You know when you've done something terrible and it eats away at you? Well I did something I regard as bad, but the outcome was worse.
So my boyfriend had some questionable photographs on his phone (not of me), hidden in a locked app. He deleted them because he knew it had upset me, but the app remained on his phone.
SO I GOT A LITTLE NOSEY OKAY.
I wanted to see if they were deleted, and to also see why he still had the app. Now he's only had this phone since we've been dating, so unless the app stores the photos off previous phones, I'm not sure what to think, but he had photos of two ex girlfriends under this password protected app.
Now if I mention the photos, he'll know I've snooped. I have no idea if I should just say something rather than keep it under wraps but I feel terrible for two reasons now...
GAH.
[tot=Jenni]
I dunno, when trust has been shaken, I find being a little snoopy to be understandable... Don't get me wrong, it's still an invasion of privacy - I'm just saying I can see why one would feel motivated to do so if it has been an issue in the past. If you feel like you can't trust him (which you didn't, and it would seem with reason), simply asking might not have resulted in an honest answer. Heck, even if he said the photos were gone and it was an honest answer, you might not know if you could even trust it - which in itself is a problem that needs to be addressed.
Without honesty and trust, a relationship is pretty much doomed to fail. You can start by being honest and telling him that you snooped. Chances are he'll get defensive, probably even angry; just remember you have your own reasons for feeling upset by this, and make sure he knows that, too. Talk about how the trust in your relationship has been broken (by both sides), and see if you can't work out a way to repair the damage that's been done so you can move past this.
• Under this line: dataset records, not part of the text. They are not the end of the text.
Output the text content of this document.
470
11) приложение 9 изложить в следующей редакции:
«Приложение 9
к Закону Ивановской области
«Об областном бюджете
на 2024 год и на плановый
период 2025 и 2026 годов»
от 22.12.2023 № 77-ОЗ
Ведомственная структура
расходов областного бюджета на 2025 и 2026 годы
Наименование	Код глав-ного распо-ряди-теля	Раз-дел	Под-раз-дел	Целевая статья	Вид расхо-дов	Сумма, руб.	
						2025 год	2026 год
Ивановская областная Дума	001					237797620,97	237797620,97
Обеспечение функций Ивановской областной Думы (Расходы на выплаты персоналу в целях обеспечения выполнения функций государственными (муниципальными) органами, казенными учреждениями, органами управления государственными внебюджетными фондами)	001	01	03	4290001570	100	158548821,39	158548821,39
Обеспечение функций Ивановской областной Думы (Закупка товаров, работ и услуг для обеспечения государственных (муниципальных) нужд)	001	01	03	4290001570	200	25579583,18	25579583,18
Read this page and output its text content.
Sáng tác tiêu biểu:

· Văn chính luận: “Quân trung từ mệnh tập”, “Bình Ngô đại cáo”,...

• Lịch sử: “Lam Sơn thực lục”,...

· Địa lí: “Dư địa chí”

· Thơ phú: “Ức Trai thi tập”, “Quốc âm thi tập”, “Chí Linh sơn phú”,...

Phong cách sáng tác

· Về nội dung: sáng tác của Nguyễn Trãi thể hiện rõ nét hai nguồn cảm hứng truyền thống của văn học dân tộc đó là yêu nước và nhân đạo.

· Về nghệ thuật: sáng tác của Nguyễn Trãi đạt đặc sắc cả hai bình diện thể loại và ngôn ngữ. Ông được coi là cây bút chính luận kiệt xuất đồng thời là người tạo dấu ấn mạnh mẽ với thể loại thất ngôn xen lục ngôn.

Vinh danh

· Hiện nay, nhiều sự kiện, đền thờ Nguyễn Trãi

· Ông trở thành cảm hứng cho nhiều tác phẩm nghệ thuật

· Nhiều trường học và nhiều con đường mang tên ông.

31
Keeping this to yourself will only make things worse. You'll just continue to feel hurt in secret, that pain will eventually turn to resentment - and that's basically where relationships go to die. Meanwhile your boyfriend will go about his life like he has done nothing wrong, when he needs to know that his behaviour is hurting you.
Long story short? You two need to talk about this - and sooner, rather than later. Good luck.
Totally agree with what said. When my husband and I dated we both had open access to each others phones, I'm pretty nosey myself (which still annoys him today with my "who are you talkin' to?" questions) but he was honest and open enough to let me dig through his phone or email or computer whenever I felt like it. Same with my stuff, not that he ever cared to go through my stuff (I'm just really nosey) but if there isn't a level of trust or you find things that are "hidden" then it just strikes me as not being fully honest.
Also, Maybe its just me, but I think its kinda weird if he's only had the phone since you've been dating that he would have photos of his Exes locked away in a locked app?
I'd say to just talk to him about it. Like Sparkie said. It's a little odd that he's still got those locked away. Maybe asking for an explanation will help?
I've kind of done the same, and I honestly do not know how to approach it. My boyfriend left his facebook up once .. and I just got overly curious. He's been speaking to his ex because she messaged him about the two of them and he had said he regretted what he did. I know if I approach him about it, he will get extremely angry with me. I just don't know how to go about it. I feel he still has feelings for her and it hurts me a great deal. He has a pretty nasty temper and is really defensive.
I know what I did was wrong, and its been eating at me ever since. But I do not have the courage to approach him about it.